I don’t understand this argument. When you’re searching for a method you might not know whether it’s public or private so you wouldn’t know where to look. Also, when you read the code and see a method called you don’t know either if it’s public or private, until you get to its definition. And it’s not like IDEs mark on the scroll bar the place where public / private methods start. You’d have to scroll to find the method definition, which is harder than using the code navigation provided by all IDEs (Ctrl+Click on method name, class outline panel, etc.). So I don’t see how sorting the methods by access type helps you find the method definition.

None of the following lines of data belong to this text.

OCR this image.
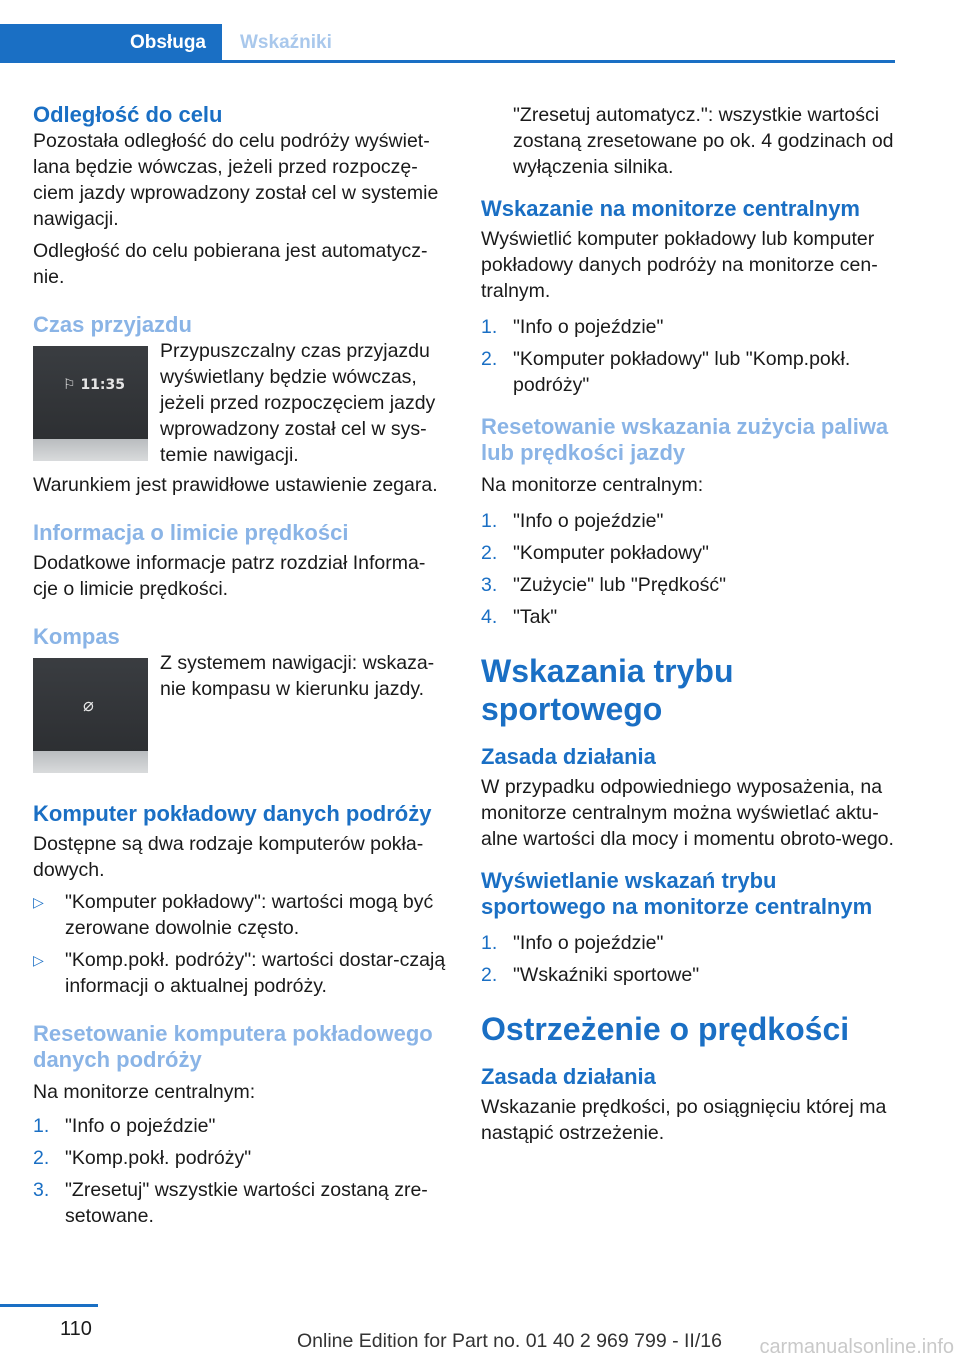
Obsługa	Wskaźniki
Odległość do celu

Pozostała odległość do celu podróży wyświet‐lana będzie wówczas, jeżeli przed rozpoczę‐ciem jazdy wprowadzony został cel w systemie nawigacji.

Odległość do celu pobierana jest automatycz‐nie.

Czas przyjazdu
⚐ 11:35

Przypuszczalny czas przyjazdu wyświetlany będzie wówczas, jeżeli przed rozpoczęciem jazdy wprowadzony został cel w sys‐temie nawigacji.

Warunkiem jest prawidłowe ustawienie zegara.

Informacja o limicie prędkości

Dodatkowe informacje patrz rozdział Informa‐cje o limicie prędkości.

Kompas
⌀

Z systemem nawigacji: wskaza‐nie kompasu w kierunku jazdy.

Komputer pokładowy danych podróży

Dostępne są dwa rodzaje komputerów pokła‐dowych.

▷	"Komputer pokładowy": wartości mogą być zerowane dowolnie często.
▷	"Komp.pokł. podróży": wartości dostar‐czają informacji o aktualnej podróży.
Resetowanie komputera pokładowego danych podróży

Na monitorze centralnym:

1. "Info o pojeździe"
2. "Komp.pokł. podróży"
3. "Zresetuj" wszystkie wartości zostaną zre‐setowane.

"Zresetuj automatycz.": wszystkie wartości zostaną zresetowane po ok. 4 godzinach od wyłączenia silnika.

Wskazanie na monitorze centralnym

Wyświetlić komputer pokładowy lub komputer pokładowy danych podróży na monitorze cen‐tralnym.

1. "Info o pojeździe"
2. "Komputer pokładowy" lub "Komp.pokł. podróży"
Resetowanie wskazania zużycia paliwa lub prędkości jazdy

Na monitorze centralnym:

1. "Info o pojeździe"
2. "Komputer pokładowy"
3. "Zużycie" lub "Prędkość"
4. "Tak"
Wskazania trybu sportowego
Zasada działania

W przypadku odpowiedniego wyposażenia, na monitorze centralnym można wyświetlać aktu‐alne wartości dla mocy i momentu obroto‐wego.

Wyświetlanie wskazań trybu sportowego na monitorze centralnym
1. "Info o pojeździe"
2. "Wskaźniki sportowe"
Ostrzeżenie o prędkości
Zasada działania

Wskazanie prędkości, po osiągnięciu której ma nastąpić ostrzeżenie.

110
Online Edition for Part no. 01 40 2 969 799 - II/16 carmanualsonline.info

For me it makes sense to sort the class fields because since they take little vertical space you can scan the list quickly, most of the time, and thus the sort can help you understand the “structure” of the class (what data is static, what data is public, etc.). I don’t see the benefit of sorting the methods because they take a lot of vertical space so you can’t easily scan the entire list of methods directly from the source file. You need the class outline for this, which makes the method order less important for scanning the source code (because the class outline doesn’t have to respect the order from the source file), so I’d prefer to let the developers organize the methods the way they want.

If you mean automatic formatting then the point is to not configure the automated formatter to move methods around. Maybe I didn’t understood, but ATM the automatic formatter doesn’t move methods around, at least in Eclipse, and you propose to configure the automatic formatter to do so.

No, because there’s no rule to sort the methods either, so I would have asked you to move the methods back. My point is that you shouldn’t re-format existing code unless there is a rule for it or you have a good reason.

Formatting long lines of code is a bit different for me. Personally I try to avoid re-formatting the code I don’t change (by selecting and formatting only the code I change). But sometimes I do re-format the long lines I change, using the automatic formatter. If there is a better way to configure how long lines are formatted then I’m OK to apply that, i.e. if you can configure the automatic line formatter to have an output that is closer to the way you manually format long lines then I’m OK to use that style. But I don’t think that formatting long lines is the same as moving methods around.

No, it’s not OK with me. I wouldn’t move methods around unless I have a good reason.

Yes.

Thanks,
Marius

We already have this checkstyle rule.

1 Like

Closing this thread since we decided we don’t want that. Thanks for the feedbacks!